According to the FMC poll, the average cost of family mediation is £140 per person per hour in 2019. (including VAT). The majority of mediators charge an hourly price given from £250 to £400. (excluding VAT). If you wind up going to court for just a financial concern, you will be billed upwards of £20,000 plus VAT if you require representation – something you should always consider if going to court.

Fixed Price Divorce consistently assists clients in reaching an agreement in 90 percent of cases – so you have a strong chance of settling the matter through mediation, even if you pay the entire cost yourself. Furthermore, typically clients require 2-3 joint sessions to achieve an agreement on a parenting or financial concern — making it a significantly less expensive and faster alternative to going to court.

The judge referred one couple to us in desperation since their legal fees totaled more than £230,000! It was a complex case that took longer than usual, but we were able to help them achieve an agreement in six joint sessions for slightly over £1,000 each. My best suggestion is to try mediation firstly, share expenses if possible, and negotiate the cost of mediation appointments as part of the mediation process. In either case, you will typically save thousands of pounds.”

WHO PAYS THE MEDIATION FEES? – A CASE STUDY

Following Martin’s decision to leave the marriage, the couple sought family mediation. Martin had left Mai for another woman and was now cohabiting with her, thus it was a high-conflict situation. Mai felt financially responsible for her children, despite the fact that they were all over the age of 18.

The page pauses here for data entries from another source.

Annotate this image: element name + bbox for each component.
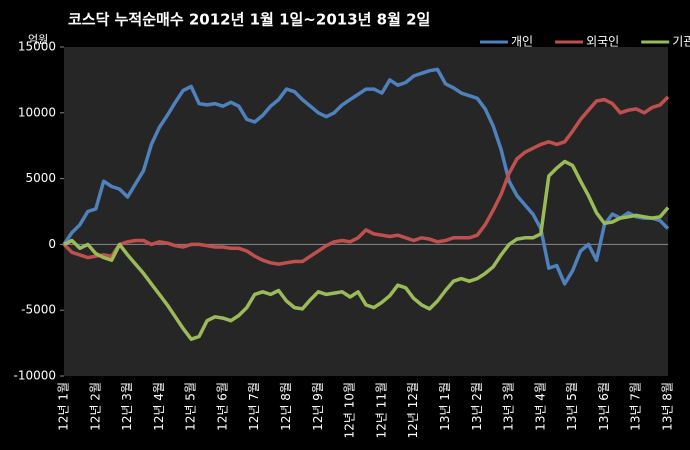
plot-area	[64, 47, 668, 376]
x-tick-label: 12년 2월	[88, 382, 102, 431]
y-tick-label: 0	[48, 237, 56, 251]
legend-label: 외국인	[586, 35, 619, 49]
series-line	[63, 159, 670, 341]
y-tick-label: 10000	[18, 105, 56, 119]
x-tick-label: 12년 5월	[184, 382, 198, 431]
y-tick-label: -5000	[21, 303, 56, 317]
x-tick-label: 12년 1월	[57, 382, 71, 431]
y-tick-label: 5000	[25, 171, 56, 185]
x-tick-label: 12년 11월	[374, 382, 388, 438]
y-unit: 억원	[28, 33, 48, 46]
x-tick-label: 13년 1월	[438, 382, 452, 431]
x-tick-label: 13년 8월	[661, 382, 675, 431]
x-tick-label: 12년 10월	[343, 382, 357, 438]
x-tick-label: 13년 7월	[629, 382, 643, 431]
x-tick-label: 13년 2월	[470, 382, 484, 431]
legend-label: 기관	[672, 35, 690, 49]
x-tick-label: 13년 3월	[502, 382, 516, 431]
x-tick-label: 13년 4월	[533, 382, 547, 431]
x-tick-label: 12년 6월	[215, 382, 229, 431]
legend-label: 개인	[511, 35, 533, 49]
x-tick-label: 13년 6월	[597, 382, 611, 431]
x-tick-label: 12년 9월	[311, 382, 325, 431]
x-tick-label: 12년 7월	[247, 382, 261, 431]
x-tick-label: 13년 5월	[565, 382, 579, 431]
x-tick-label: 12년 8월	[279, 382, 293, 431]
x-tick-label: 12년 12월	[406, 382, 420, 438]
y-tick-label: -10000	[13, 369, 56, 383]
series-line	[62, 67, 670, 286]
y-tick-label: 15000	[18, 40, 56, 54]
x-tick-label: 12년 4월	[152, 382, 166, 431]
chart-title: 코스닥 누적순매수 2012년 1월 1일~2013년 8월 2일	[68, 11, 430, 29]
x-tick-label: 12년 3월	[120, 382, 134, 431]
series-line	[62, 95, 670, 266]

Mai stated that she would attend family mediation only if Martin paid, which Martin originally refused. Martin decided to seek a pecuniary order through his local family court, but first he had to attend an MIAM. By participating in the MIAM, he decided that we should write to Mai and formally invite her to mediate their divorce arrangement. She stated that she would pay for her first visit, but Martin would be responsible for any collaborative mediation sessions. Martin agreed grudgingly.

They were able to complete a thorough financial disclosure but struggled to put the divorce circumstances aside, and they both battled to reach an agreement. They did, however, agree to have the case reviewed by a barrister. This cost them £499 apiece, and they received a comprehensive report and legal opinion on what they should do and the expected outcome if they went to court. When they received the report, they both accepted the barrister’s recommendation in its entirety and packaged it into one of the fixed-fee divorce packages.

The total cost to them was slightly more than £2,000 for mediation, paperwork, a barrister review, divorce, and consent order, as well as a solicitor to manage the entire process. They’d each been charged £5,000 to £10,000 just to get to the first hearing for the money dispute in court – and that didn’t include the additional work to manage the divorce and file the consent order.

The clients were overjoyed because they could not only move on with their lives faster, but they also had at least £20,000 extra in their bank accounts to spend on themselves post-divorce. All because Mai agreed to pay for her MIAM and Martin agreed to pay for their first combined mediation session.